This retrospective cohort study assessed a single surgeon’s outcomes before and after the routine administration of intralesional triamcinolone following microsurgical removal of benign vocal fold lesions (polyps, nodules and cysts). A total of 211 patients were recruited for the study. Of these, 127 patients were treated with surgery alone and 84 were treated with surgery and an immediate injection of 0.5ml triamcinolone acetonide (10mg/ml) into Reinke’s space.

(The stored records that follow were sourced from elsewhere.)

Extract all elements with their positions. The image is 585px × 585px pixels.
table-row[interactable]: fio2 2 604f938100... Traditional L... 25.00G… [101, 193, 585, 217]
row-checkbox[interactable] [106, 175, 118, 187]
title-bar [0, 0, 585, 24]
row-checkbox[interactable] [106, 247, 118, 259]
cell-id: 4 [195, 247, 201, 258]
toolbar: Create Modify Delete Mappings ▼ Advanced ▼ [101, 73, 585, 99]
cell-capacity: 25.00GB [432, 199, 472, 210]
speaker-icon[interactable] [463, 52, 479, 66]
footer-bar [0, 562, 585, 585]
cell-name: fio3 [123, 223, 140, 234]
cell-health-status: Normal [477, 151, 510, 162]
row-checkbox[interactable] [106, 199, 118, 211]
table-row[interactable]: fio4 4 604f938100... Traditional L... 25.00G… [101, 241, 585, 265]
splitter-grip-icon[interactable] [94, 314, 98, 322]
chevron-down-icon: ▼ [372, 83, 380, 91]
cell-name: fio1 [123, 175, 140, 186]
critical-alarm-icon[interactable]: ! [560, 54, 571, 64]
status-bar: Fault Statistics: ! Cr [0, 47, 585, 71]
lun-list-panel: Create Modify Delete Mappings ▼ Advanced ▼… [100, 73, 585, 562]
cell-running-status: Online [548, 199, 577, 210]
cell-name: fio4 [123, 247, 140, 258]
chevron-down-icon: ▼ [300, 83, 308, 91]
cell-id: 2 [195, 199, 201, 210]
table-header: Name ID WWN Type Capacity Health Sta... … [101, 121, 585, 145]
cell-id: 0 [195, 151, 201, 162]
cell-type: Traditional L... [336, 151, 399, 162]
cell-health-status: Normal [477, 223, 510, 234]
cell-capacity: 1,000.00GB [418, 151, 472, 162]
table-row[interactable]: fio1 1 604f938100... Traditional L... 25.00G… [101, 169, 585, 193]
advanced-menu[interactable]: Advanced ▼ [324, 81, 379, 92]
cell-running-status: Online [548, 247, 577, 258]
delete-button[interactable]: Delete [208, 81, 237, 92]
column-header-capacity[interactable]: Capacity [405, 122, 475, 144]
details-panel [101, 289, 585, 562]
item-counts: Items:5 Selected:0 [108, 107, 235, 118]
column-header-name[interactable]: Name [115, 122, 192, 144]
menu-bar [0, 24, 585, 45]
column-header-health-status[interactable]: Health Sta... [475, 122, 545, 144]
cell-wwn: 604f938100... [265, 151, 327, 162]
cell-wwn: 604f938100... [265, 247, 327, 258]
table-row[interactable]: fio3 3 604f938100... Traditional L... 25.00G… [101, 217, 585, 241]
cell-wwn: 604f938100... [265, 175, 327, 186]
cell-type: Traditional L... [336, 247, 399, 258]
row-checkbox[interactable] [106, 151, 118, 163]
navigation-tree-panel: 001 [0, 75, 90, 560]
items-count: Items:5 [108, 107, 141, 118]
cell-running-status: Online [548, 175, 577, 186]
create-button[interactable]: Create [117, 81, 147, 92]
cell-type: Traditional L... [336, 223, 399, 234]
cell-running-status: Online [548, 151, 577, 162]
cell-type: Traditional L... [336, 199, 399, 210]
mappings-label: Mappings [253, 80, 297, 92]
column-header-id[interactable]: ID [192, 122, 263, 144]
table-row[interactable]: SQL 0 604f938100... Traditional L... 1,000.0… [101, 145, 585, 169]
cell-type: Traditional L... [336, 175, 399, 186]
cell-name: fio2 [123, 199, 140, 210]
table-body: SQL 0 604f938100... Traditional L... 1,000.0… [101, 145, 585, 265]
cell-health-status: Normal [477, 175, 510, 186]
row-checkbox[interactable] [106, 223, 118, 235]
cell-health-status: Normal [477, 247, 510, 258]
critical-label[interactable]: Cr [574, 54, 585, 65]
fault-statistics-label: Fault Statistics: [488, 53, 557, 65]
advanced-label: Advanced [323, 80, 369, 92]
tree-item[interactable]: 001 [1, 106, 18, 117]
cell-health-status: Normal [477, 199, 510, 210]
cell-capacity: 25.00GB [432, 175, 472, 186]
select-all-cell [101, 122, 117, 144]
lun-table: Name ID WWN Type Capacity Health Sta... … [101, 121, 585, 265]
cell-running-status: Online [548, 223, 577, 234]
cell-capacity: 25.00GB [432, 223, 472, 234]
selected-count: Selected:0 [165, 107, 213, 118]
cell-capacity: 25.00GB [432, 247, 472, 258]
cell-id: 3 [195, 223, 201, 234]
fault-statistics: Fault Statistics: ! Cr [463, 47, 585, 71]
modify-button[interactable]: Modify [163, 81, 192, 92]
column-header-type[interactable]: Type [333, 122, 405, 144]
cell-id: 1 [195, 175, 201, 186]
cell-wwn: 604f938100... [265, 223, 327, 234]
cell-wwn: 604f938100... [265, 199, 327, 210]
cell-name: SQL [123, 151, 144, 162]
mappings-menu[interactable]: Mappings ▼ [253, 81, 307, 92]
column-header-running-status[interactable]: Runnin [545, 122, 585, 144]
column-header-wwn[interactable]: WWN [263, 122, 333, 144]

No significant differences were noted in the improvement of voice outcomes between the two groups, as assessed by parameters including GRBAS, VHI score and maximum phonation time. It was however reported that videostroboscopic examination at three months after surgery showed that recurrence was significantly higher in the group treated with surgery alone (24% vs 9%, p = 0.014), correlating with a similar rate of ‘persistent dysphonia’ (30% vs 11%).
Vocal atrophy at two weeks was noted in 16% of patients treated with surgery and steroids (0% for surgery alone); this improved to 2% at two months’ postoperatively. Multivariate analysis suggested that patients over 50 and patients whose preoperative dysphonia was longer than six months were more likely to have persistent dysphonia postoperatively. Overall, the retrospective nature of this study, the lack of assessor blinding and the similarity in objective measures of voice outcomes between the two study groups mean that insufficient evidence has been provided to recommend routine intralesional steroid injections following microsurgical excision of benign vocal fold lesions. Nevertheless, it would seem reasonable to consider using adjunctive intralesional steroids for patients with recurrent pathology. As acknowledged by the authors, a prospective randomised controlled trial is required to assess more rigorously the efficacy and safety of adjunctive steroid injections following laryngeal microsurgery.